В большой комнате мама Зере второпях накрывала на стол. Рядом, на железном подносе шумел самовар.

- Ай, Гульжан, далась же тебе эта маленькая девчонка? Что, подруг у тебя что ли нет? Еще год-два и тебе самой уже можно будет родить такую дочку. О чем ты с Зере можешь говорить? Ладно уж, это твое дело, только поешьте перед тем, как уйти.

- Спасибо, я сыта, пусть она покушает, а я чаю с вами попью.
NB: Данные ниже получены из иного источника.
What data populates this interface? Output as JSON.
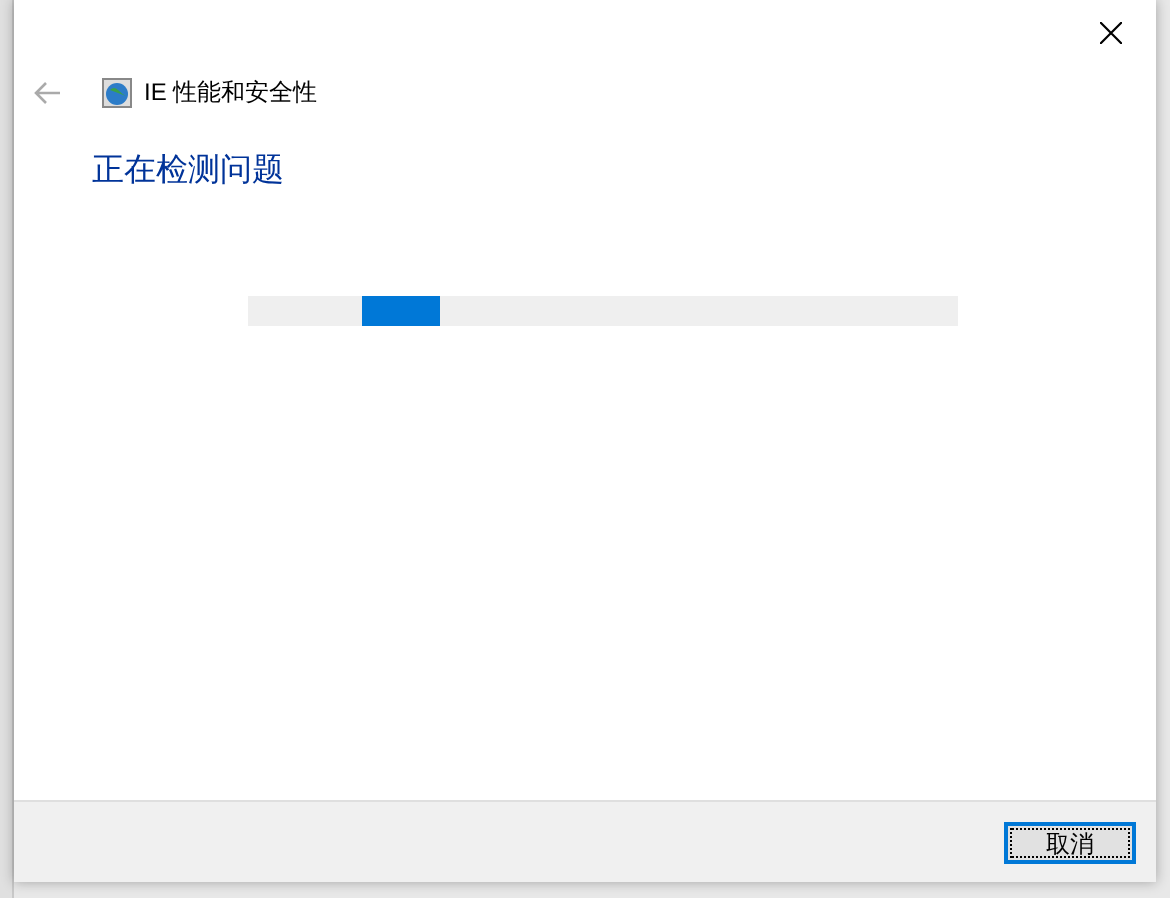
{
  "window": {
    "title": "IE 性能和安全性"
  },
  "heading": "正在检测问题",
  "progress": {
    "level": 0.16
  },
  "buttons": [
    {
      "label": "取消",
      "selected": true
    }
  ]
}
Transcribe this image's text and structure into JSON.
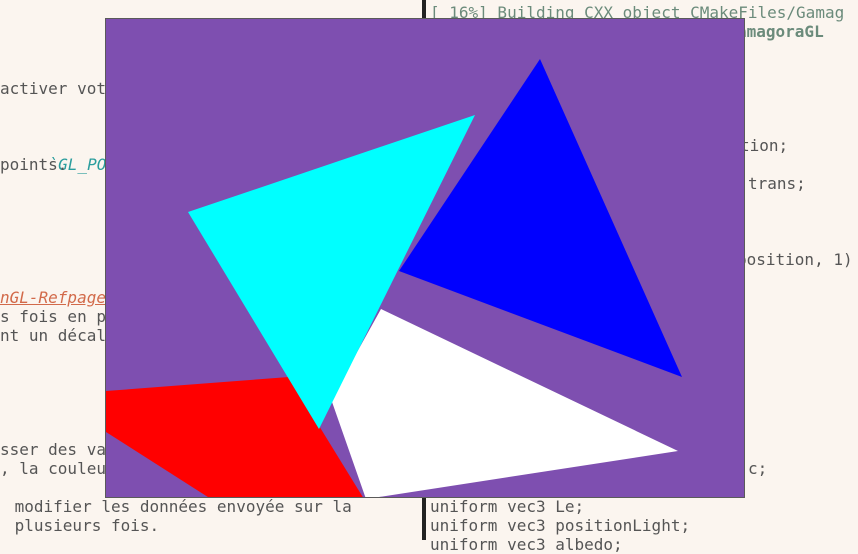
{
  "left_pane": {
    "line1": "activer vot",
    "line2": "`GL_POINTS",
    "line3": "points.",
    "line4": "nGL-Refpage",
    "line5": "s fois en p",
    "line6": "nt un décal",
    "line7": "sser des va",
    "line8": ", la couleu",
    "line9": " modifier les données envoyée sur la",
    "line10": " plusieurs fois."
  },
  "right_pane": {
    "build_line": "[ 16%] Building CXX object CMakeFiles/Gamag",
    "target_name": "amagoraGL",
    "line_tion": "tion;",
    "line_trans": "trans;",
    "line_position": "position, 1)",
    "line_c": "c;",
    "line_le": "uniform vec3 Le;",
    "line_poslight": "uniform vec3 positionLight;",
    "line_partial": "uniform vec3 albedo;"
  },
  "gl_window": {
    "background": "#7e4fb0",
    "triangles": [
      {
        "name": "white-triangle",
        "color": "#ffffff"
      },
      {
        "name": "red-polygon",
        "color": "#ff0000"
      },
      {
        "name": "blue-triangle",
        "color": "#0000ff"
      },
      {
        "name": "cyan-triangle",
        "color": "#00ffff"
      }
    ]
  }
}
После завтрака, крепко стиснув ладошку Зере, Гульжан торопливо потянула ее по проселочной дороге на окраину аула. Весна вступала в свои права. Стояли по-настоящему теплые и ясные дни. Солнце, ослепительное, игривое, не успевшее еще набраться летнего жара, будоражило сердце, заставляя его прыгать в груди так, что казалось оно вот-вот и выскочит наружу. На деревьях проклюнулись клейкие зеленые листочки. По обочинам бурой проселочной дороги кое-где взошла молодая травка. В небе, на невидимой высоте запели первые жаворонки. В воздухе пахло чем-то новым, пьянящим, отчего хотелось дышать полной грудью.
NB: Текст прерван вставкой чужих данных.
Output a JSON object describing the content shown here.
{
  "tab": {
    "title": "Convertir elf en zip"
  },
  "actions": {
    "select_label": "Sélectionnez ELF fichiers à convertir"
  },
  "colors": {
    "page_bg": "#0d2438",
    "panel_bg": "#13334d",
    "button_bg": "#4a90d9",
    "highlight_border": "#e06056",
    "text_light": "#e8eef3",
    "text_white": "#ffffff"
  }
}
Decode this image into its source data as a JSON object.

- Куда мы идем? – спросила Зере.

- Ой, маленькая, я тебе такое покажу! Давай, побежим?

- Давай.

Крепко взявшись за руки, они побежали вперед. Зере с трудом поспевала за Гульжан:

- Гульжан апке*, мы что ли опаздываем? – капризно нахмурила брови щестилетняя Зере.

- Не бурчи, я тебе покажу настоящее волшебство.

- Настоящее-пренастоящее? – просияла вдруг малышка.

- Ну конечно же. Разве иначе мы стали бы с тобою бежать?

Запыхавшиеся Зере с Гульжан, миновав окраинные дома, оказались в открытой степи. Перед ними, куда ни глянь, расстилалась безбрежная даль, укрытая ковром красных тюльпанов.

- Ух ты, – выдохнула Зере, -  как красиво!

- Вот видишь, а ты не хотела идти. Разве это не волшебство? Пойдем, поближе рассмотрим цветы.

Они вошли в поле тюльпанов, осторожно ступая, чтобы не раздавить ярко-красные лепестки, раскачивающиеся на тонких неверных ножках при каждом порыве легкого весеннего ветерка.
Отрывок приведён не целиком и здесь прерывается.